Wir Fans werden uns allerdings daran gewöhnen müssen, dass Spieler RWE verlassen werden, die sich durch gute Leistungen in den Fokus anderer Vereine gespielt haben. Das bleibt leider bei sportlichem Erfolg nicht aus, ist aber andererseits eine Bestätigung guter sportlicher Arbeit.

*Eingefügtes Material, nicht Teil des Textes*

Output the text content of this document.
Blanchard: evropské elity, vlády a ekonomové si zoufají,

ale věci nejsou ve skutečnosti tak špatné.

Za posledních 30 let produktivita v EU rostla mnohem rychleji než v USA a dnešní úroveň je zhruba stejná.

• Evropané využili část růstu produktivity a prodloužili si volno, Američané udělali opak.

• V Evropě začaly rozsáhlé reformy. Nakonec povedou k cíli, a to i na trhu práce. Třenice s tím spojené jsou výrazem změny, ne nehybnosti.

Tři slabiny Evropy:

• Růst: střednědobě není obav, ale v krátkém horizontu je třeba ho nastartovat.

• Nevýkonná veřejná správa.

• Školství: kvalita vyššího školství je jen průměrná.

Seit den „Willi, Du darfst nicht gehen“-Gesängen ist es ein automatischer Reflex der meisten RWE-Fans, gute und wichtige Spieler möglichst mit lebenslänglichen Verträgen auszustatten, aber die Zeiten haben sich geändert und die Dritte Liga stellt eine spezielle Herausforderung dar. Wir werden mit Zu- und Abgängen und Leihverträgen leben müssen, deswegen kommt dem Scouting und der Kaderplanung eine immer größere Bedeutung zu. Da habe ich jedoch großes Vertrauen in die handelnden Personen.

Zur Person:
"Happo hat mich Hürthi getauft, quasi meine Essener Identität. Mein richtiger Name lautet Horst Dombrowski. Aufgewachsen bin ich in Holsterhausen und Rüttenscheid. Der Droge RWE bin ich seit 1966 verfallen. Durchs Studium kam ich 1975 nach Köln, später nach Hürth. Die Leidenschaft für die Rot-Weissen hat sich bis heute erhalten. Bisweilen gehe ich meiner Umgebung hier damit auf den Wecker. Aber das gehört dazu, mehr denn je".